Wir haben jetzt ein paarmal von diesem Tarifeingriff gehört, der passiert ist. Ich behaupte, dass er auch dank der Motion der SGK-S passiert ist. Es war richtig, diese Motion zu lancieren und den Finger darauf zu halten. Der Bundesrat hat reagiert und diese Kürzung um 10 Prozent gemacht. Es gibt Labors, die sind gegen diese 10-prozentige Senkung vor Gericht gezogen. Das ist die Realität. Und jetzt zu meinen, dass mit der Einführung von tarifpartnerschaftlich verhandelten Tarifen die Preise sinken oder eben dieses Kostenvolumen in den Griff zu bekommen ist, das ist für mich wirklich völlig unbegründet.
Wir haben eigentlich Möglichkeiten, mit Limitationen auch diese Mengenausweitung in den Griff zu bekommen. Auch da hat das Departement zum Glück reagiert, nämlich bei den Analysen für Vitamin D. Ich meine, diese sind durch die[NB]Decke gegangen, und dann wurde reagiert. Diese Massnahme setzt in erster Linie bei den Ärztinnen und Ärzten an, nicht beim Labor, aber sie hat gewirkt: Es wurden 50 Prozent weniger Vitamin-D-Tests abgerechnet. Jetzt sollen weitere dazukommen, und das ist meine erste Bitte an die Departementsvorsteherin: Bitte prüfen Sie weitere solche Limitationen, beispielsweise bei Tests bezüglich Schilddrüsenhormonen. Diesen Weg müssen wir, glaube ich, unbedingt gehen. Wir müssen auch mit Vehemenz, das ist die zweite Bitte, die Überprüfung dieser 1200 Positionen - wir sprechen von 1200 Positionen - vorantreiben und wenn[NB]möglich die Umsetzung vor 2027 ermöglichen. Das wäre wirklich wichtig. Zudem wurde die Kickback-Problematik angesprochen. Diese hat ja nichts mit dieser Vorlage zu tun, aber sie besteht; da hat Kollege Hegglin völlig recht. Wenn die Labors den Arztpraxen systematisch Kickbacks von 10 Franken pro Analyse anbieten, dann müssen wir uns vielleicht fragen, ob diese Auftragspauschale von Fr. 61.60 nicht zu hoch ist. Das wäre meine dritte Bitte an das Departement. Wenn sie 10[NB]Franken[NB]einfach zurückgeben können, ist diese Auftragspauschale wahrscheinlich zu hoch und sollte auch angepasst werden.

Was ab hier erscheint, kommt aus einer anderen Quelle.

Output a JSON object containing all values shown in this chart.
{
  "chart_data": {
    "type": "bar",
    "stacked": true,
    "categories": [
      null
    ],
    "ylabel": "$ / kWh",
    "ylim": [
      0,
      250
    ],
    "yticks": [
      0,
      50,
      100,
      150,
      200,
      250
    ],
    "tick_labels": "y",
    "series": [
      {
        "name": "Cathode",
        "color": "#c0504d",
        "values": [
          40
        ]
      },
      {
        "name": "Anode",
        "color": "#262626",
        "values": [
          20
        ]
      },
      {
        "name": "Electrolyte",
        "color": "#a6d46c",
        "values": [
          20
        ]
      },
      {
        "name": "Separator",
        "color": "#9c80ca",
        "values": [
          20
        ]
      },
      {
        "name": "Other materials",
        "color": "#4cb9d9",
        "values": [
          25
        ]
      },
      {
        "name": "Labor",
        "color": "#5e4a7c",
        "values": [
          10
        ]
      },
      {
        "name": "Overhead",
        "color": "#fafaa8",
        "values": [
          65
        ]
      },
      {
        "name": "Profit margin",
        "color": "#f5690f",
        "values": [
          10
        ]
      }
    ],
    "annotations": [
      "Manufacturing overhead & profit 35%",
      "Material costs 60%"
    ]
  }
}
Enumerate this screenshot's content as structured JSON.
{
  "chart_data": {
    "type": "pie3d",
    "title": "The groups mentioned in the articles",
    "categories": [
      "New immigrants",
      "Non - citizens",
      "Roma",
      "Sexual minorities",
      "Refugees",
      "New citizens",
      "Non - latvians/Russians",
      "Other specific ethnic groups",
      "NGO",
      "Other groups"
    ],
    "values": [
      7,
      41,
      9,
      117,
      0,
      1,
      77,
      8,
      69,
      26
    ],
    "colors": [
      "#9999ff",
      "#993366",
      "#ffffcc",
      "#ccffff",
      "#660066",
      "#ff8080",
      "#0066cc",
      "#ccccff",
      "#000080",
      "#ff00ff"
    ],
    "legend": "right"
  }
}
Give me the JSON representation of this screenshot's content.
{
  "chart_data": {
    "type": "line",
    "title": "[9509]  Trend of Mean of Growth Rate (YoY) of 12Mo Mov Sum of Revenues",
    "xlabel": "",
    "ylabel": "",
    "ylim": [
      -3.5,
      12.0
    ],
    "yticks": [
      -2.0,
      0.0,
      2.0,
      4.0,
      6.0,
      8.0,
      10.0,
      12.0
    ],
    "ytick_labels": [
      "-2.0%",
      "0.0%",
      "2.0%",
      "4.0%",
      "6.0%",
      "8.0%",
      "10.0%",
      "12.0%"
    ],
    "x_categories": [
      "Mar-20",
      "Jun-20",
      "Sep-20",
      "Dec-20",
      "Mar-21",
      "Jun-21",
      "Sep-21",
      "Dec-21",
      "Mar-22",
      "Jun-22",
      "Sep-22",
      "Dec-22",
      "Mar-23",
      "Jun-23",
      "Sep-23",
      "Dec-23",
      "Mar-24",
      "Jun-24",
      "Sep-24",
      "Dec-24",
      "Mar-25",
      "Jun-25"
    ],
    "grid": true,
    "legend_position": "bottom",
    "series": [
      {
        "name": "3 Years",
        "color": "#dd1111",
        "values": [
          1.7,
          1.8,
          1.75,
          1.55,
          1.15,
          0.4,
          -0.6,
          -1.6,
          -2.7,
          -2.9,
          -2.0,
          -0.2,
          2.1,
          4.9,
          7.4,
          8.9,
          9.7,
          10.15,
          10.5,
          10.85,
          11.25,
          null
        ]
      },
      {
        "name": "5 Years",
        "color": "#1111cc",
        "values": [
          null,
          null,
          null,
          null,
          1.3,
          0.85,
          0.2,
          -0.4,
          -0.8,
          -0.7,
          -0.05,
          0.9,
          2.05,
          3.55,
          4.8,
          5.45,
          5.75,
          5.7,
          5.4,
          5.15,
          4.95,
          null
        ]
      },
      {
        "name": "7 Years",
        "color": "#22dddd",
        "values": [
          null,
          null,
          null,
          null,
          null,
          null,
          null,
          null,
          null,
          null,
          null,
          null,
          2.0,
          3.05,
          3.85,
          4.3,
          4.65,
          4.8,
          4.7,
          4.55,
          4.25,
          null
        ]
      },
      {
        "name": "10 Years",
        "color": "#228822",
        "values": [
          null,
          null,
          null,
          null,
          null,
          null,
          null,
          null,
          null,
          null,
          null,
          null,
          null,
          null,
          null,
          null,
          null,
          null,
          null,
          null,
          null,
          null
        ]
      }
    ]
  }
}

Wir haben im bestehenden System mit der Überprüfung der Liste, mit Limitationen und mit dieser Auftragspauschale also Möglichkeiten, diese Kosten in den Griff zu bekommen. Aber bitte glauben Sie nicht, dass es eine Verbesserung gibt und zu tiefen Kosten führt, wenn wir dieses System völlig verlassen, über den Haufen werfen und den Tarifpartnern in die Hand geben, die im Moment auch nicht gerade in einer komfortablen Lage sind, wie wir sehen, wenn wir die Krankenkassenlandschaft anschauen. Das halte ich für völlig unbegründet.
Ich bitte Sie deshalb, mit der Mehrheit zu stimmen.